Assassinat d’Adonis Numbi à Lubumbashi, l’un des présumés assassin passe aux aveux

Par Noé KALEMEKO
Lubumbashi, Haut-Katanga – La scène criminelle qui a coûté la vie à Adonis Numbi, journaliste tué à Lubumbashi, a pris une tournure décisive avec l’arrestation d’un groupe de présumés meurtriers. Un total de 7 hommes et 3 femmes ont été présentés par les autorités locales, sous la conduite des services de sécurité, au gouverneur de la province, Jacques Kyabula.

Le crime, dont les détails macabres ont été révélés lors de l’interrogatoire, s’est produit dans un contexte de violence organisée, avec l’utilisation de machettes pour achever le journaliste.
L’un des membres du groupe arrêté a fourni des informations choquantes, expliquant comment Numbi a été tué avec une machette, un acte de violence qui a secoué non seulement la province, mais l’ensemble du pays.
L’enquête sur ce meurtre continue, avec la volonté des autorités de découvrir et d’appréhender le cerveau de cette bande criminelle. Un procès public en flagrance est d’ores et déjà prévu pour ce vendredi.

Le groupe de criminels, composé de jeunes hommes et de femmes, a été décrit comme un réseau bien organisé. Les présumés assassins sont âgés d’une trentaine d’années, et l’un d’eux est époux d’une criminelle également arrêtée. Le journaliste, victime de surveillance, ont été suivis par leurs agresseurs avant l’attaque.
Le colonel Paul Kilutwa a confirmé que six motos, transportant un total de 12 personnes, ont quitté Katuba Foyer, résidence des suspects, pour Machibisha où le crime a été perpétré.
Jean-Jacques Kachiba, ministre provincial de l’Intérieur, a précisé que l’arrestation de ce groupe n’était que la première étape, et que l’enquête se poursuivait pour découvrir tous les membres du réseau impliqués. Le ministre a révélé que les criminels avaient agi avec une grande planification et avaient même acheté des machettes avant de se rendre sur les lieux du crime.
La police semble avoir mis à jour une opération criminelle plus vaste, impliquant des membres de plusieurs quartiers de Lubumbashi.
Dans une déclaration forte, le gouverneur Kyabula a ordonné l’organisation immédiate d’un procès public, soulignant que tous les moyens seraient déployés pour garantir un jugement rapide et transparent.
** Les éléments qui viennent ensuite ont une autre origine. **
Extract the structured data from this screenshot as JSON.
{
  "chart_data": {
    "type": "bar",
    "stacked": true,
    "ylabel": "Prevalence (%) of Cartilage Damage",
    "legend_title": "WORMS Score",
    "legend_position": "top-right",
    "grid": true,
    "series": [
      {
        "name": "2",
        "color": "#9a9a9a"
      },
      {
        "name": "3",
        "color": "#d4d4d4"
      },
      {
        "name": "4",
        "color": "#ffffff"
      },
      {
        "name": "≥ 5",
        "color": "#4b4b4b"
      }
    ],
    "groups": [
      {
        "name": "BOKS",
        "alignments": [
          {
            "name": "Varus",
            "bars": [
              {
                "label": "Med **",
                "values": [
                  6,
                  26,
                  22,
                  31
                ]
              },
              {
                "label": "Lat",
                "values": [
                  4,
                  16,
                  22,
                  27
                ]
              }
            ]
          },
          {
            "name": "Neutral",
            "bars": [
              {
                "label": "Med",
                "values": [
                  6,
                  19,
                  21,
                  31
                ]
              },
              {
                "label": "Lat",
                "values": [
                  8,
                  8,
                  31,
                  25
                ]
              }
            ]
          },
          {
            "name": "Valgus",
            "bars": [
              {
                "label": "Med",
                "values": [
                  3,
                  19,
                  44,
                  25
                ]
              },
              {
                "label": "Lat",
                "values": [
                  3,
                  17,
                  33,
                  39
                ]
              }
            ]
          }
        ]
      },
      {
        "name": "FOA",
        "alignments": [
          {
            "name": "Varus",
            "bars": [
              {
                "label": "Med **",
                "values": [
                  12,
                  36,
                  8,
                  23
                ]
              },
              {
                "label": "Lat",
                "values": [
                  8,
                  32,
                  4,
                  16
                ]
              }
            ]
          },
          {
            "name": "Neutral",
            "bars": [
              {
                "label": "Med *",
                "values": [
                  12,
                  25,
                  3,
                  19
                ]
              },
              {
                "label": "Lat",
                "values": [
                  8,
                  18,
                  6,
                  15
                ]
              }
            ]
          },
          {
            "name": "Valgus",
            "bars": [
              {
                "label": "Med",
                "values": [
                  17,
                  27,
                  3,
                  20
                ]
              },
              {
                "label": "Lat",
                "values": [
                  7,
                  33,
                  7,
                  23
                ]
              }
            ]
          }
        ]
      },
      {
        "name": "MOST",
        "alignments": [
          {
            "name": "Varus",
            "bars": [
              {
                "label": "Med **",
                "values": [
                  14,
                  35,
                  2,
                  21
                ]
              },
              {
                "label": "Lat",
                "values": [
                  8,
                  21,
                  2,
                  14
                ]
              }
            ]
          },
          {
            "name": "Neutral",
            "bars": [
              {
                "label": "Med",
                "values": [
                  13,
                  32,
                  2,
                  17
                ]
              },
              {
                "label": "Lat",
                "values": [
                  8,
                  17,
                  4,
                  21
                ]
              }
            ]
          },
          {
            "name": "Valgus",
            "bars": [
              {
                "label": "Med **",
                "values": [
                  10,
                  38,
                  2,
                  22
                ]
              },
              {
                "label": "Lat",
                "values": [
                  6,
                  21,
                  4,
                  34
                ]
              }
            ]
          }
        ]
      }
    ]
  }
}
Il a exprimé la volonté d’honorer la mémoire de Numbi en veillant à ce que justice soit rendue de manière publique, avec une couverture médiatique pour informer la population.
Pour l’Union Nationale de la Presse du Congo (UNPC), cette arrestation constitue une satisfaction partielle. La deuxième vice-présidente nationale, Marianne Mujingi Yav, a souligné qu’il restait à attendre la fin du procès pour que les coupables soient jugés selon la rigueur de la loi. Elle a également évoqué la possibilité d’une sanction sévère, allant jusqu’à la peine de mort, en fonction des verdicts rendus.
Les journalistes de la République Démocratique du Congo, espèrent un procès juste et équitable, avec des peines à la hauteur du crime, désormais plus que jamais d’actualité. La province du Haut-Katanga, mobilisée autour de ce dossier, reste attentive à l’évolution de cette affaire criminelle d’envergure.